For weeks, European officials have insisted that no bailout was planned and that Greece’s effort to reduce its deficit, estimated at 12.7 percent of gross domestic product, should be given a chance to work. EU policy makers have no “plan B” to help Greece, former Monetary Affairs Commissioner Joaquin Almunia said in a Jan. 29 interview.
“I’m not surprised it happened, just by the timing of it,” said Julian Callow, chief European economist at Barclays Capital in London. “They would have to structure it in a way that it’s sufficiently penal so as not to create a moral hazard issue and encourage other countries like Portugal, Spain and Ireland to keep on track in terms of getting their own houses in order.”
‘Unfounded’
German government spokesman Ulrich Wilhelm said in a statement that reports that a decision had “virtually been taken” to offer Greek assistance were “unfounded.”
Germany and other EU nations were considering offering Greece and other debt-ridden euro-area members loan guarantees, the Wall Street Journal reported yesterday, citing people familiar with the matter.
Papandreou was in Paris today, scheduled to meet French President Nicolas Sarkozy.
Papandreou’s government yesterday floated new steps to bring down the deficit and its efforts were saluted by Fitch Ratings, which called his 2010 deficit-reduction plan “achievable.” The measures include cuts of as much as 5.5 percent in government workers’ wages and a waiver on taxes for Greeks who repatriate funds held in foreign accounts.
Aid for Greece isn’t officially on the EU summit agenda.
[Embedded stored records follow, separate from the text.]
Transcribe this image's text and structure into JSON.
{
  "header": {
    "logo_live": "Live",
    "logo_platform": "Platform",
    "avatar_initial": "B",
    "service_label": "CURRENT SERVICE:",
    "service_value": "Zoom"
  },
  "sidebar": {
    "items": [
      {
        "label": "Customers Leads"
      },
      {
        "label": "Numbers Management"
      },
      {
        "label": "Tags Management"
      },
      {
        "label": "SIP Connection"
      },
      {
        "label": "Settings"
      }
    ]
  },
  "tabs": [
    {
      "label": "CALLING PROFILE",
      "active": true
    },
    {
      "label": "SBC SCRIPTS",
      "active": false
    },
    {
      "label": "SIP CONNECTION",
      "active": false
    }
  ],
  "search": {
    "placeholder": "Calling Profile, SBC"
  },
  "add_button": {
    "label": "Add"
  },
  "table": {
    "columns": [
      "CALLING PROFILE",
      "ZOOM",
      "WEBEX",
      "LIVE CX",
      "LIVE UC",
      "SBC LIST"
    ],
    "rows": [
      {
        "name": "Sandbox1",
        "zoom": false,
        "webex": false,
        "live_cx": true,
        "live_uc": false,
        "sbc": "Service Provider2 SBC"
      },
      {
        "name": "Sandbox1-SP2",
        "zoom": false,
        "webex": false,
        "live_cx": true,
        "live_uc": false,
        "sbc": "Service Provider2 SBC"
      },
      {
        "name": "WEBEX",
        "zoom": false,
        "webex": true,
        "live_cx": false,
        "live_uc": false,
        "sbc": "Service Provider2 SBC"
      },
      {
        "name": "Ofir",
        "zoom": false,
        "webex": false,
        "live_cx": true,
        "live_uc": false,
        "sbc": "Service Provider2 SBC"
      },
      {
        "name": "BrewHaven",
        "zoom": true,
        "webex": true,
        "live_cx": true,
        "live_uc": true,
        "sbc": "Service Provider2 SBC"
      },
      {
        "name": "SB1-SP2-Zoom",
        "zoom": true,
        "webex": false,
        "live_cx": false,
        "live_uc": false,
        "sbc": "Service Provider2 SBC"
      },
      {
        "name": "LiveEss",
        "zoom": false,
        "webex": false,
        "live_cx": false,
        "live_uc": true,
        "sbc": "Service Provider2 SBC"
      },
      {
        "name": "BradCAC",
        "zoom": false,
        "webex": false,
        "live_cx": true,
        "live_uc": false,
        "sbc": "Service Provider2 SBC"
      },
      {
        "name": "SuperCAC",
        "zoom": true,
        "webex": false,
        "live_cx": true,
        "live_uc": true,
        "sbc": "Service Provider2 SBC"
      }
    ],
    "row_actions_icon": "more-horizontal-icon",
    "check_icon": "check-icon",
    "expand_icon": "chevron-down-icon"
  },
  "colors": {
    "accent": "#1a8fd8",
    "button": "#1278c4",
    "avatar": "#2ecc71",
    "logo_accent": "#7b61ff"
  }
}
Still, EU President Herman Van Rompuy said this week he will lead a discussion of “some aspects of the present economic situation” over lunch, a session without notetakers that is traditionally devoted to the most sensitive subjects.
Conditions for Aid
In the interview in Strasbourg, Rehn, pointed to tomorrow’s summit and a meeting of European finance ministers next week and indicated that Greece will be held to strict conditions in exchange for any backing.
“Solidarity goes both ways,” Rehn said. “I am sure that in the next couple of days we will see discussion and decisions to this effect.”
EU law bars the European Central Bank or national central banks from bailing out EU countries through buying their debt or offering loans, according to a report by the German parliament’s research unit published today.
Options for Greece include bilateral aid or a package put together by a group of countries using the euro, Meister said.
Nobel laureate Joseph Stiglitz said Greece’s budget-deficit reduction plan will prevent a default, and he reiterated his call for the European Union to aid the nation against “speculative attacks” in financial markets.
“I’ve been very impressed with the comprehensive approach they’ve had,” Stiglitz said in an interview on Bloomberg Television in London yesterday. “There’s clearly no risk of default. I’m very confident about it.”